Pengesahan atau ratifikasi perjanjian internasional dilakukan melalui Undang-Undang apabila berkenaan dengan sejumlah hal, yaitu masalah politik, perdamaian, pertahanan, dan keamanan negara.
Kemudian persoalan perubahan wilayah atau penetapan batas wilayah negara Republik Indonesia, kedaulatan atau hak berdaulat negara, hak asasi manusia dan lingkungan hidup, pembentukan kaidah hukum baru, dan pinjaman dan atau hibah luar negeri.
Sedangkan pengesahan atau ratifikasi perjanjian internasional melalui Keppres dilakukan atas perjanjian yang mensyaratkan adanya pengesahan sebelum memulai berlakunya perjanjian, tetapi memiliki materi yang bersifat prosedural dan memerlukan penerapan dalam waktu singkat, tanpa mempengaruhi peraturan perundang-undangan nasional.

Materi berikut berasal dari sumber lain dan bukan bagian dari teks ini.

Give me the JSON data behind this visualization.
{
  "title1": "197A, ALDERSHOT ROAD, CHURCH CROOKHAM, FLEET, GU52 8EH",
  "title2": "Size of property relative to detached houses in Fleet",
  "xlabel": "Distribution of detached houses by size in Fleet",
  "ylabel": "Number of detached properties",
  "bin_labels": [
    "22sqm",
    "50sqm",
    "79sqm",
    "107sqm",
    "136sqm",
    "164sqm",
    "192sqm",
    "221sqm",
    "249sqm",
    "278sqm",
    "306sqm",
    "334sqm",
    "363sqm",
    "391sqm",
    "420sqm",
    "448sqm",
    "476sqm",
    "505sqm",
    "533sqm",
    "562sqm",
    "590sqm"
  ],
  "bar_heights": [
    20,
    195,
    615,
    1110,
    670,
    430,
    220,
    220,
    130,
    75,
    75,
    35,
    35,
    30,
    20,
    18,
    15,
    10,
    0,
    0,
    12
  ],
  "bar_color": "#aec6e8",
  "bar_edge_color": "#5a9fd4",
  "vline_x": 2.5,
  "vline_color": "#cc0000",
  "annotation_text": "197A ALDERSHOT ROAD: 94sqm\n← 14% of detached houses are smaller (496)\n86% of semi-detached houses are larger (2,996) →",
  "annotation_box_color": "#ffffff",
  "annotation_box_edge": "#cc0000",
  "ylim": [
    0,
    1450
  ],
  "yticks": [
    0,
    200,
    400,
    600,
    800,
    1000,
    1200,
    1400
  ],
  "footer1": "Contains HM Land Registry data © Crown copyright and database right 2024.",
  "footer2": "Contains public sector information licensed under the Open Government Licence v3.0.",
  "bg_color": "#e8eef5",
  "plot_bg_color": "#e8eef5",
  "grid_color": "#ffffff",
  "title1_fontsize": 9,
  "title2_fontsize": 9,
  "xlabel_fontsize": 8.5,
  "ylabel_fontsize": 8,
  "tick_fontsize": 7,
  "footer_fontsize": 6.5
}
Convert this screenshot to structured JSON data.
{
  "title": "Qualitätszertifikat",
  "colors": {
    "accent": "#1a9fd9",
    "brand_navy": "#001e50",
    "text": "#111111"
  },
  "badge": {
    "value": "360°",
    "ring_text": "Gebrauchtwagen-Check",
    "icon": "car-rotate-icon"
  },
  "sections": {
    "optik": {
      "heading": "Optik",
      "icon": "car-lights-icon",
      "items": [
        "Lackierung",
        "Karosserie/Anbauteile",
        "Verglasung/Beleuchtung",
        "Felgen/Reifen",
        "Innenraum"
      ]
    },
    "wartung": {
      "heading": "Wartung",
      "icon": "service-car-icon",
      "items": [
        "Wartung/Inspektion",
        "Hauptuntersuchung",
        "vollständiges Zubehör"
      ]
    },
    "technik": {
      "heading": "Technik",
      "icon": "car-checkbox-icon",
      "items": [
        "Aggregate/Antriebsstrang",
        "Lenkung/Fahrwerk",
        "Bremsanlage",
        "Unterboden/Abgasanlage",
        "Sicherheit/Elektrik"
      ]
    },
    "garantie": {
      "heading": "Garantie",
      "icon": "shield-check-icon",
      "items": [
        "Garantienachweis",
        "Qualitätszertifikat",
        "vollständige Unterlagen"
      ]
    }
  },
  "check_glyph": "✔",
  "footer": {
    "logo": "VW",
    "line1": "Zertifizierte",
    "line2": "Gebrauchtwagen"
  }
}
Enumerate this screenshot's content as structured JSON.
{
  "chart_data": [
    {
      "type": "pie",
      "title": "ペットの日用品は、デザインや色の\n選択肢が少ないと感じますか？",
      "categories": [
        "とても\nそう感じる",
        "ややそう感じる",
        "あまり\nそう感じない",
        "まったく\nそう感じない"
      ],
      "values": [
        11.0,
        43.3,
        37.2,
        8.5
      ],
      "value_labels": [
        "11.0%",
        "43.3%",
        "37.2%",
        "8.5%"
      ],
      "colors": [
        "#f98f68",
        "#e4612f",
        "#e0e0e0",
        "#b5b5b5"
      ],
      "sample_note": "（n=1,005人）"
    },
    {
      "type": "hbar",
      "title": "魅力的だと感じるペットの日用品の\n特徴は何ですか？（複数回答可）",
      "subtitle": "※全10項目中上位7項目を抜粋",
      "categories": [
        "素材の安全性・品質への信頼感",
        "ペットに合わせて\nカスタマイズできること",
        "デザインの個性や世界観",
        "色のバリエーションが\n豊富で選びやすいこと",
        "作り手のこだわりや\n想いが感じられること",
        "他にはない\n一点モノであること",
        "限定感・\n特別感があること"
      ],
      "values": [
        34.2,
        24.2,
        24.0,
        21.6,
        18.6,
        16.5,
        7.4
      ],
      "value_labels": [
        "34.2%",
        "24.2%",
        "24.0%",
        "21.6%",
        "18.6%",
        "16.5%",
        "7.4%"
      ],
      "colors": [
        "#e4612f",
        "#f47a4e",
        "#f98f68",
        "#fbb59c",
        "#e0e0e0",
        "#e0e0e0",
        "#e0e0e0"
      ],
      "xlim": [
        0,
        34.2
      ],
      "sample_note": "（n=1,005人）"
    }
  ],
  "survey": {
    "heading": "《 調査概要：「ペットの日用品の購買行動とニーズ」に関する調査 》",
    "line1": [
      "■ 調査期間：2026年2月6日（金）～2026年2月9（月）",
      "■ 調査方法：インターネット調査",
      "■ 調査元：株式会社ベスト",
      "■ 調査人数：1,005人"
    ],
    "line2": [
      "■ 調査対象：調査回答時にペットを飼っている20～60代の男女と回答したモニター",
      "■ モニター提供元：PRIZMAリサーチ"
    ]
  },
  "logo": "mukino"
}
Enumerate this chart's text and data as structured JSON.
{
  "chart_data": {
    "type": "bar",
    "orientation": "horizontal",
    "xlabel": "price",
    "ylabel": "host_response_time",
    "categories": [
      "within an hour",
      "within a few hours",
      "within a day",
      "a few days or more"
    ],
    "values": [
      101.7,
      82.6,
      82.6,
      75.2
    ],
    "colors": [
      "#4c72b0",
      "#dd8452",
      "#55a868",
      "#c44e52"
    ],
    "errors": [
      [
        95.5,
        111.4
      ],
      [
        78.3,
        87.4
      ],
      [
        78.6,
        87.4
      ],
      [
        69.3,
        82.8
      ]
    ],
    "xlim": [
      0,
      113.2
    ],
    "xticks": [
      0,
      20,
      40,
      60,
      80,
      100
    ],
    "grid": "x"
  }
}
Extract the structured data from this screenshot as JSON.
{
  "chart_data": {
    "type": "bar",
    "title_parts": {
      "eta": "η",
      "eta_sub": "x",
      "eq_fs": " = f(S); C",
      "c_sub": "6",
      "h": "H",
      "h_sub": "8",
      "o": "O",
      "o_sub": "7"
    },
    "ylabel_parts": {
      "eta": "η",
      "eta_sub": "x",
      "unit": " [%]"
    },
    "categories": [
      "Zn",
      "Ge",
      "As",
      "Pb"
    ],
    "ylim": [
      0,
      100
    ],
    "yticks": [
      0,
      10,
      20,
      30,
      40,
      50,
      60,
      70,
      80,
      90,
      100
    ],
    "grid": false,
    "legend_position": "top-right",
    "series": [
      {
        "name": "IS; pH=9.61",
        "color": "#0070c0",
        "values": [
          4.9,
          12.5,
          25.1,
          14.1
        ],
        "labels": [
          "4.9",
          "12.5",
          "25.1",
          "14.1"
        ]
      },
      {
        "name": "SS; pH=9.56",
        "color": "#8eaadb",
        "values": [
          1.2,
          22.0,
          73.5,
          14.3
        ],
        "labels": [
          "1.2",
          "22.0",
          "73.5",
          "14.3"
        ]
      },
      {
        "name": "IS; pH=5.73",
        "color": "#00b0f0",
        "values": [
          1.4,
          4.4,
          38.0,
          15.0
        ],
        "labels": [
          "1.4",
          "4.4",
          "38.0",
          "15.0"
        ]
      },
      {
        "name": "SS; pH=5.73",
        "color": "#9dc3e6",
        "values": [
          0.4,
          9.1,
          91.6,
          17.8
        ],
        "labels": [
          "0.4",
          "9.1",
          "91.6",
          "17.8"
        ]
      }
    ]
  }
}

Jenis-jenis perjanjian yang termasuk dalam kategori itu, di antaranya perjanjian induk yang menyangkut kerja sama bidang ilmu pengetahuan dan teknologi, ekonomi, teknik, perdagangan, kebudayaan, pelayaran niaga, penghindaran pajak berganda, dan kerja sama perlindungan penanaman modal, serta perjanjian-perjanjian yang bersifat teknis.
"Jadi dimana letak kedaulatan hukum negara Indonesia yang sudah menandatangani banyak perjanjian internasional yang patut diduga berlatar kebutuhan masyarakat internasional? Seperi WTO, GATT, Free Trade ASEAN, IJEPA dengan Jepang dan masih banyak lainnya," ucap-nya.
Ia menilai di satu sisi kewajiban negara dalam proses ratifikasi perjanjian internasional adalah untuk memastikan keselarasan dengan konstitusi dan mentransformasikan ke hukum nasional.
"Kita dituntut berfikir dan bekerja guna menyempurnakan saat dua konsep itu dipertemukan, yaitu muatan perjanjian internasional dengan norma konstitusi Indonesia yang seharusnya berpihak kepada rakyat. Sehingga aktualisasi hukum Indonesia benar-benar berpihak kepada marwah Indonesia sebagai negara hukum yang berdaulat," demikian La Nyalla.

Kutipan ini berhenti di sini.